It’s not exactly a secret that hockey is far from a diverse sport. The National Hockey League easily is the most singular when it comes to this issue. Watch any NHL game and the players are almost exclusively white. Now, they hail from different parts of the world, but diversity is hardly the sport’s strong suit. Well, as the documentary Black Ice will tell you, not only is there a lack of diversity, but the racism o display is shocking, not just in its seemingly pervasive nature, but how systematic it is. That’s the big reveal here, how much of a trauma it is for a BIPOC (Black, Indigenous, and People of Color) athlete to even attempt to make it in the world of hockey.

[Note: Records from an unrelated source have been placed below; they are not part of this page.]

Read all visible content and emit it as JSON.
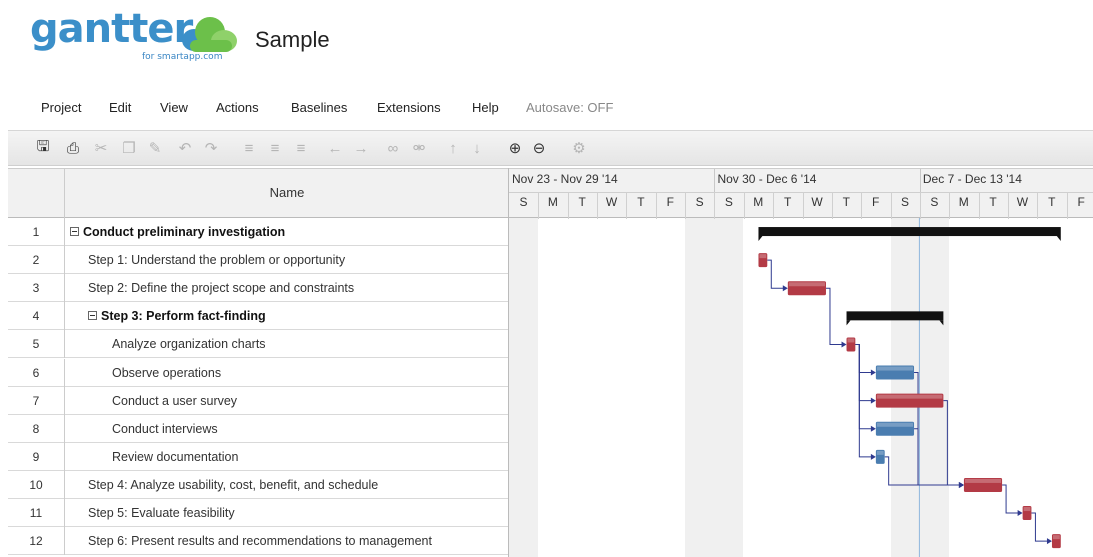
{
  "app": {
    "logo_text": "gantter",
    "logo_sub": "for smartapp.com",
    "doc_title": "Sample"
  },
  "menu": {
    "items": [
      "Project",
      "Edit",
      "View",
      "Actions",
      "Baselines",
      "Extensions",
      "Help"
    ],
    "autosave": "Autosave: OFF"
  },
  "toolbar": {
    "buttons": [
      {
        "icon": "save-icon",
        "glyph": "🖫",
        "enabled": true
      },
      {
        "icon": "print-icon",
        "glyph": "⎙",
        "enabled": true
      },
      {
        "icon": "cut-icon",
        "glyph": "✂",
        "enabled": false
      },
      {
        "icon": "copy-icon",
        "glyph": "❐",
        "enabled": false
      },
      {
        "icon": "paste-icon",
        "glyph": "✎",
        "enabled": false
      },
      {
        "icon": "undo-icon",
        "glyph": "↶",
        "enabled": false
      },
      {
        "icon": "redo-icon",
        "glyph": "↷",
        "enabled": false
      },
      {
        "icon": "align-left-icon",
        "glyph": "≡",
        "enabled": false
      },
      {
        "icon": "align-center-icon",
        "glyph": "≡",
        "enabled": false
      },
      {
        "icon": "align-right-icon",
        "glyph": "≡",
        "enabled": false
      },
      {
        "icon": "outdent-icon",
        "glyph": "←",
        "enabled": false
      },
      {
        "icon": "indent-icon",
        "glyph": "→",
        "enabled": false
      },
      {
        "icon": "link-icon",
        "glyph": "∞",
        "enabled": false
      },
      {
        "icon": "unlink-icon",
        "glyph": "⚮",
        "enabled": false
      },
      {
        "icon": "move-up-icon",
        "glyph": "↑",
        "enabled": false
      },
      {
        "icon": "move-down-icon",
        "glyph": "↓",
        "enabled": false
      },
      {
        "icon": "zoom-in-icon",
        "glyph": "⊕",
        "enabled": true
      },
      {
        "icon": "zoom-out-icon",
        "glyph": "⊖",
        "enabled": true
      },
      {
        "icon": "settings-icon",
        "glyph": "⚙",
        "enabled": false
      }
    ]
  },
  "grid": {
    "name_header": "Name",
    "rows": [
      {
        "num": "1",
        "name": "Conduct preliminary investigation",
        "level": 0,
        "summary": true
      },
      {
        "num": "2",
        "name": "Step 1: Understand the problem or opportunity",
        "level": 1,
        "summary": false
      },
      {
        "num": "3",
        "name": "Step 2: Define the project scope and constraints",
        "level": 1,
        "summary": false
      },
      {
        "num": "4",
        "name": "Step 3: Perform fact-finding",
        "level": 1,
        "summary": true
      },
      {
        "num": "5",
        "name": "Analyze organization charts",
        "level": 2,
        "summary": false
      },
      {
        "num": "6",
        "name": "Observe operations",
        "level": 2,
        "summary": false
      },
      {
        "num": "7",
        "name": "Conduct a user survey",
        "level": 2,
        "summary": false
      },
      {
        "num": "8",
        "name": "Conduct interviews",
        "level": 2,
        "summary": false
      },
      {
        "num": "9",
        "name": "Review documentation",
        "level": 2,
        "summary": false
      },
      {
        "num": "10",
        "name": "Step 4: Analyze usability, cost, benefit, and schedule",
        "level": 1,
        "summary": false
      },
      {
        "num": "11",
        "name": "Step 5: Evaluate feasibility",
        "level": 1,
        "summary": false
      },
      {
        "num": "12",
        "name": "Step 6: Present results and recommendations to management",
        "level": 1,
        "summary": false
      }
    ]
  },
  "timeline": {
    "weeks": [
      "Nov 23 - Nov 29 '14",
      "Nov 30 - Dec 6 '14",
      "Dec 7 - Dec 13 '14"
    ],
    "days": [
      "S",
      "M",
      "T",
      "W",
      "T",
      "F",
      "S",
      "S",
      "M",
      "T",
      "W",
      "T",
      "F",
      "S",
      "S",
      "M",
      "T",
      "W",
      "T",
      "F"
    ],
    "today_day_index": 14,
    "colors": {
      "summary": "#111111",
      "critical_task": "#b33a45",
      "task": "#4a7db0",
      "link": "#2f3a8f",
      "today": "#8fb6dd"
    },
    "bars": [
      {
        "row": 0,
        "start": 8.5,
        "end": 18.8,
        "kind": "summary"
      },
      {
        "row": 1,
        "start": 8.5,
        "end": 8.8,
        "kind": "critical"
      },
      {
        "row": 2,
        "start": 9.5,
        "end": 10.8,
        "kind": "critical"
      },
      {
        "row": 3,
        "start": 11.5,
        "end": 14.8,
        "kind": "summary"
      },
      {
        "row": 4,
        "start": 11.5,
        "end": 11.8,
        "kind": "critical"
      },
      {
        "row": 5,
        "start": 12.5,
        "end": 13.8,
        "kind": "task"
      },
      {
        "row": 6,
        "start": 12.5,
        "end": 14.8,
        "kind": "critical"
      },
      {
        "row": 7,
        "start": 12.5,
        "end": 13.8,
        "kind": "task"
      },
      {
        "row": 8,
        "start": 12.5,
        "end": 12.8,
        "kind": "task"
      },
      {
        "row": 9,
        "start": 15.5,
        "end": 16.8,
        "kind": "critical"
      },
      {
        "row": 10,
        "start": 17.5,
        "end": 17.8,
        "kind": "critical"
      },
      {
        "row": 11,
        "start": 18.5,
        "end": 18.8,
        "kind": "critical"
      }
    ],
    "links": [
      {
        "from": 1,
        "to": 2
      },
      {
        "from": 2,
        "to": 4
      },
      {
        "from": 4,
        "to": 5
      },
      {
        "from": 4,
        "to": 6
      },
      {
        "from": 4,
        "to": 7
      },
      {
        "from": 4,
        "to": 8
      },
      {
        "from": 5,
        "to": 9
      },
      {
        "from": 6,
        "to": 9
      },
      {
        "from": 7,
        "to": 9
      },
      {
        "from": 8,
        "to": 9
      },
      {
        "from": 9,
        "to": 10
      },
      {
        "from": 10,
        "to": 11
      }
    ]
  }
}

Black Ice is the sort of doc that mostly tells you what you already know, but supplements it with compelling firsthand accounts. The fact that these instances of systematic racism are detailed by the players it happened to only adds to the feeling that this is an issue well past its date to be reckoned with. There’s nothing wrong with loving hockey (it’s a sport I enjoy, if less so than baseball and football), but the sport needs to get this under control, ASAP.

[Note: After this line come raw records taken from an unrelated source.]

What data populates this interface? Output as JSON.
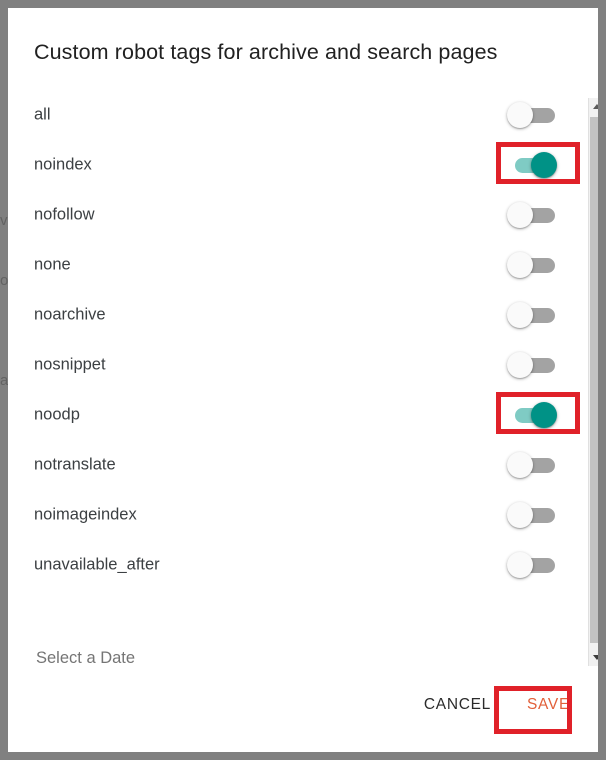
{
  "dialog": {
    "title": "Custom robot tags for archive and search pages",
    "rows": [
      {
        "label": "all",
        "state": "off",
        "highlighted": false
      },
      {
        "label": "noindex",
        "state": "on",
        "highlighted": true
      },
      {
        "label": "nofollow",
        "state": "off",
        "highlighted": false
      },
      {
        "label": "none",
        "state": "off",
        "highlighted": false
      },
      {
        "label": "noarchive",
        "state": "off",
        "highlighted": false
      },
      {
        "label": "nosnippet",
        "state": "off",
        "highlighted": false
      },
      {
        "label": "noodp",
        "state": "on",
        "highlighted": true
      },
      {
        "label": "notranslate",
        "state": "off",
        "highlighted": false
      },
      {
        "label": "noimageindex",
        "state": "off",
        "highlighted": false
      },
      {
        "label": "unavailable_after",
        "state": "off",
        "highlighted": false
      }
    ],
    "date_field": {
      "placeholder": "Select a Date",
      "value": ""
    },
    "actions": {
      "cancel_label": "CANCEL",
      "save_label": "SAVE",
      "save_highlighted": true
    }
  },
  "scrollbar": {
    "up_icon": "triangle-up-icon",
    "down_icon": "triangle-down-icon",
    "thumb_position_percent": 0
  },
  "background_fragments": [
    "v",
    "o",
    "a"
  ],
  "colors": {
    "toggle_on_thumb": "#009286",
    "toggle_on_track": "#7fcbc4",
    "toggle_off_track": "#a3a3a3",
    "toggle_off_thumb": "#fafafa",
    "highlight_box": "#e02129",
    "save_text": "#e2603a",
    "cancel_text": "#2b2b2b",
    "title_text": "#212121",
    "label_text": "#3c4043",
    "placeholder_text": "#9aa0a6",
    "backdrop": "#808080",
    "dialog_bg": "#ffffff"
  }
}
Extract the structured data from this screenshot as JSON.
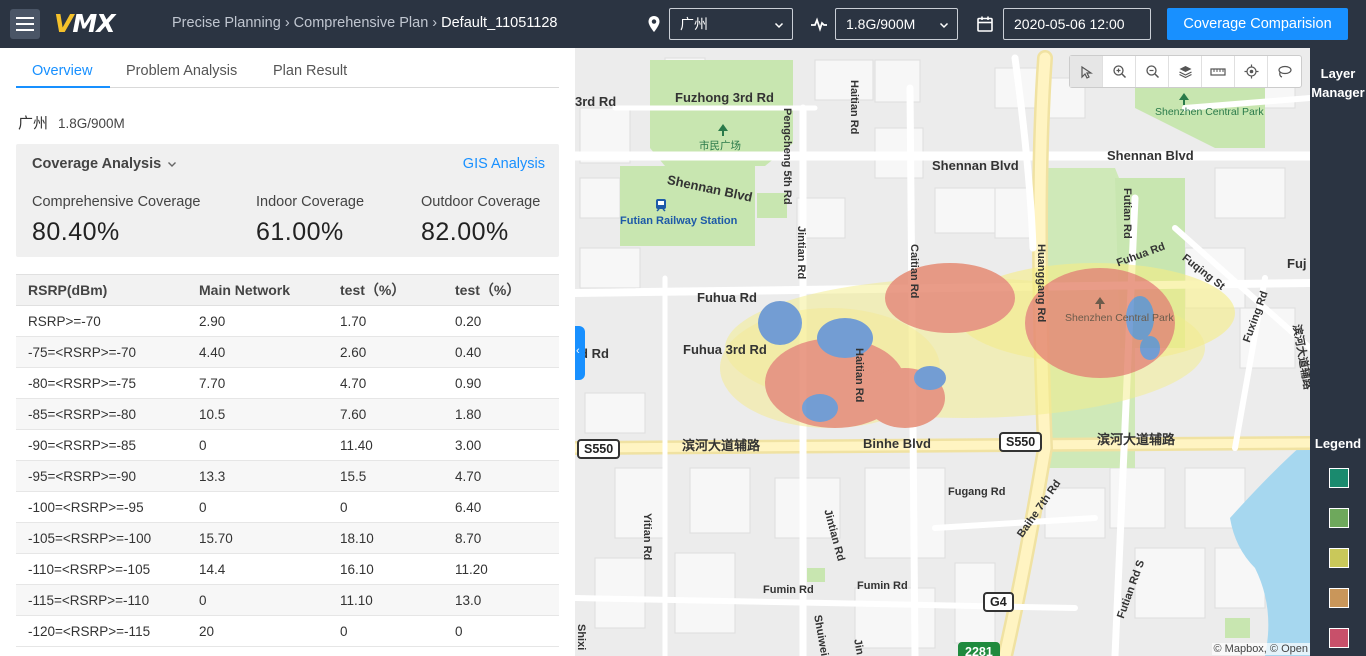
{
  "app": {
    "logo_text_a": "V",
    "logo_text_b": "MX",
    "breadcrumb": [
      "Precise Planning",
      "Comprehensive Plan",
      "Default_11051128"
    ],
    "city_select": "广州",
    "band_select": "1.8G/900M",
    "datetime": "2020-05-06 12:00",
    "compare_button": "Coverage Comparision",
    "icons": [
      "menu-icon",
      "location-pin-icon",
      "signal-wave-icon",
      "calendar-icon",
      "chevron-down-icon"
    ]
  },
  "tabs": [
    "Overview",
    "Problem Analysis",
    "Plan Result"
  ],
  "region": {
    "city": "广州",
    "band": "1.8G/900M"
  },
  "coverage": {
    "title": "Coverage Analysis",
    "gis_link": "GIS Analysis",
    "metrics": [
      {
        "label": "Comprehensive Coverage",
        "value": "80.40%"
      },
      {
        "label": "Indoor Coverage",
        "value": "61.00%"
      },
      {
        "label": "Outdoor Coverage",
        "value": "82.00%"
      }
    ]
  },
  "table": {
    "headers": [
      "RSRP(dBm)",
      "Main Network",
      "test（%）",
      "test（%）"
    ],
    "rows": [
      [
        "RSRP>=-70",
        "2.90",
        "1.70",
        "0.20"
      ],
      [
        "-75=<RSRP>=-70",
        "4.40",
        "2.60",
        "0.40"
      ],
      [
        "-80=<RSRP>=-75",
        "7.70",
        "4.70",
        "0.90"
      ],
      [
        "-85=<RSRP>=-80",
        "10.5",
        "7.60",
        "1.80"
      ],
      [
        "-90=<RSRP>=-85",
        "0",
        "11.40",
        "3.00"
      ],
      [
        "-95=<RSRP>=-90",
        "13.3",
        "15.5",
        "4.70"
      ],
      [
        "-100=<RSRP>=-95",
        "0",
        "0",
        "6.40"
      ],
      [
        "-105=<RSRP>=-100",
        "15.70",
        "18.10",
        "8.70"
      ],
      [
        "-110=<RSRP>=-105",
        "14.4",
        "16.10",
        "11.20"
      ],
      [
        "-115=<RSRP>=-110",
        "0",
        "11.10",
        "13.0"
      ],
      [
        "-120=<RSRP>=-115",
        "20",
        "0",
        "0"
      ]
    ]
  },
  "map": {
    "labels": {
      "fuzhong": "Fuzhong 3rd Rd",
      "rd3": "3rd Rd",
      "shiminguangchang": "市民广场",
      "pengcheng": "Pengcheng 5th Rd",
      "haitian_top": "Haitian Rd",
      "shennan_left": "Shennan Blvd",
      "shennan_mid": "Shennan Blvd",
      "shennan_right": "Shennan Blvd",
      "shenzhen_cp": "Shenzhen Central Park",
      "futian_station": "Futian Railway Station",
      "jintian_top": "Jintian Rd",
      "caitian": "Caitian Rd",
      "huanggang": "Huanggang Rd",
      "futian_rd": "Futian Rd",
      "fuqing": "Fuqing St",
      "fuhua_right": "Fuhua Rd",
      "fuj": "Fuj",
      "fuhua_left": "Fuhua Rd",
      "rd_left": "rd Rd",
      "fuhua3": "Fuhua 3rd Rd",
      "haitian_mid": "Haitian Rd",
      "binhe": "Binhe Blvd",
      "binhe_cn_left": "滨河大道辅路",
      "binhe_cn_right": "滨河大道辅路",
      "binhe_cn_vertical": "滨河大道辅路",
      "fuxing": "Fuxing Rd",
      "fugang": "Fugang Rd",
      "baihe": "Baihe 7th Rd",
      "yitian": "Yitian Rd",
      "jintian_bottom": "Jintian Rd",
      "fumin_left": "Fumin Rd",
      "fumin_right": "Fumin Rd",
      "futian_s": "Futian Rd S",
      "shixi": "Shixi",
      "shuiwei": "Shuiwei",
      "jin": "Jin",
      "cp_center": "Shenzhen Central Park"
    },
    "shields": [
      "S550",
      "S550",
      "G4",
      "2281"
    ],
    "attribution": "© Mapbox, © Open",
    "tools": [
      "pointer-icon",
      "zoom-in-icon",
      "zoom-out-icon",
      "layers-icon",
      "ruler-icon",
      "locate-icon",
      "lasso-icon"
    ]
  },
  "rightbar": {
    "layer_manager": "Layer Manager",
    "legend": "Legend",
    "legend_colors": [
      "#1a8a6e",
      "#6ea85c",
      "#c9c85a",
      "#c9965a",
      "#c8506a"
    ]
  }
}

This is a detailed account of the racism that takes place within the game of hockey. From the story of Willie O’Ree, the first Black player in the NHL, to former professional player Akim Aliu, we’re introduced to the sport’s sordid past. Filling in are the stories of present stars like Wayne Simmonds and P.K. Subban, showing how little has changed in some cases. The NHL is hardly the only place where it’s happening, but it is certainly happening.

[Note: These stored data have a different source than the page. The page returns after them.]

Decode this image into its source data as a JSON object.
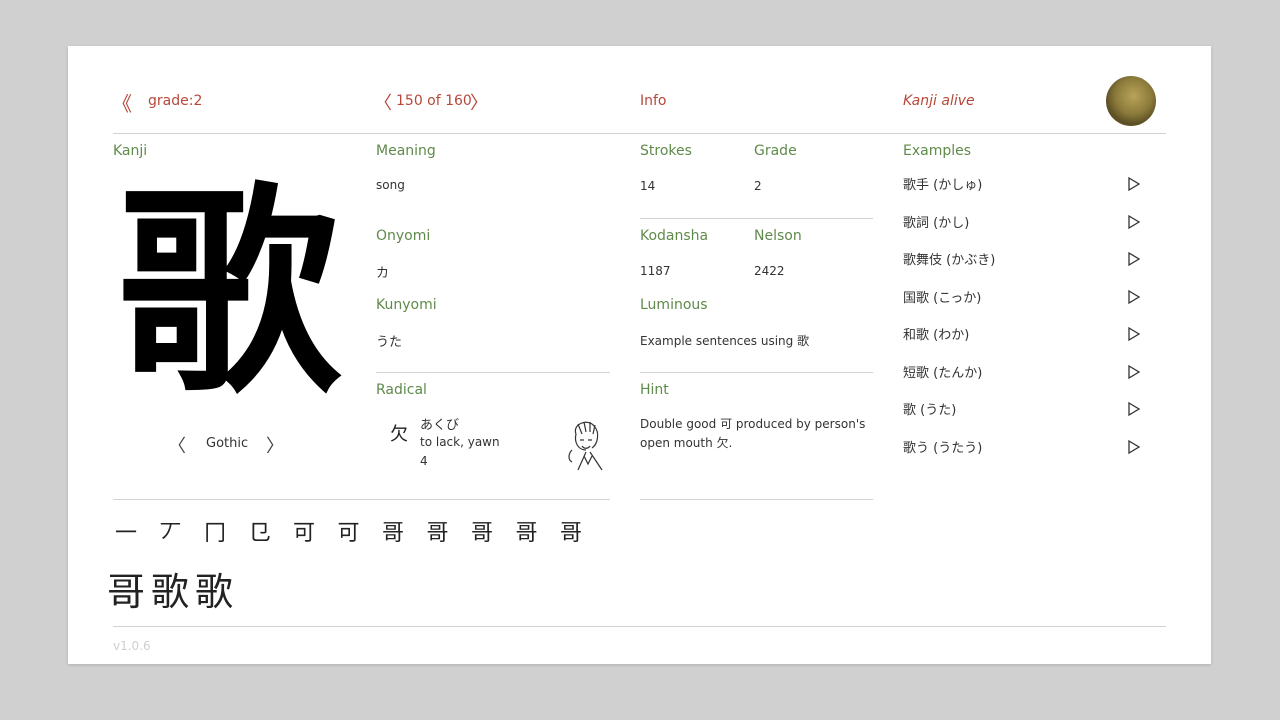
{
  "header": {
    "back_icon": "double-chevron-left-icon",
    "grade_label": "grade:2",
    "position_label": "150 of 160",
    "info_label": "Info",
    "app_name": "Kanji alive"
  },
  "kanji": {
    "section_label": "Kanji",
    "character": "歌",
    "font_label": "Gothic"
  },
  "meaning": {
    "label": "Meaning",
    "value": "song"
  },
  "onyomi": {
    "label": "Onyomi",
    "value": "カ"
  },
  "kunyomi": {
    "label": "Kunyomi",
    "value": "うた"
  },
  "radical": {
    "label": "Radical",
    "character": "欠",
    "reading": "あくび",
    "meaning": "to lack, yawn",
    "strokes": "4"
  },
  "info": {
    "strokes_label": "Strokes",
    "strokes_value": "14",
    "grade_label": "Grade",
    "grade_value": "2",
    "kodansha_label": "Kodansha",
    "kodansha_value": "1187",
    "nelson_label": "Nelson",
    "nelson_value": "2422",
    "luminous_label": "Luminous",
    "luminous_link": "Example sentences using 歌",
    "hint_label": "Hint",
    "hint_text": "Double good 可 produced by person's open mouth 欠."
  },
  "examples": {
    "label": "Examples",
    "items": [
      "歌手 (かしゅ)",
      "歌詞 (かし)",
      "歌舞伎 (かぶき)",
      "国歌 (こっか)",
      "和歌 (わか)",
      "短歌 (たんか)",
      "歌 (うた)",
      "歌う (うたう)"
    ]
  },
  "stroke_order": {
    "steps": [
      "一",
      "丆",
      "冂",
      "㔾",
      "可",
      "可",
      "哥",
      "哥",
      "哥",
      "哥",
      "哥",
      "哥",
      "歌",
      "歌"
    ]
  },
  "footer": {
    "version": "v1.0.6"
  },
  "colors": {
    "accent": "#b5483a",
    "label": "#5f8a4b",
    "card": "#ffffff",
    "backdrop": "#d0d0d0"
  }
}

Additionally, we see the BIPOC roots within the game, including a fascinating look back in history. In 1865, the Colored Hockey League of the Maritimes ( or CHL) was established, which helped to shape the game as it’s played today. Canada has plenty to be proud of in terms of their hockey history, but this element of the culture, where players of color are subjected to dehumanizing treatment, is called to the carpet.
Director Hubert Davis doesn’t bring any notable style to his filmmaking, but along with writer Darril Fosty, they’re telling a story that needs to be told. The biggest thing Davis presents within Black Ice is just how big the BIPOC influence on the sport was in Canada. That has more or less been erased from Canadian hockey history. Davis brings it back into the spotlight here.
Black Ice doesn’t reinvent the sports documentary wheel, but it’s a solid effort that has a strong social conscious. It’s sobering to see just how blunt and in the forefront the racism is. It’s systematic and throughout the culture, but it’s also just never hidden. If any of that changes, the doc will have done a real good deed. As it stands, it’s a solid film that offers up a chance for a sport to make an overdue course correction.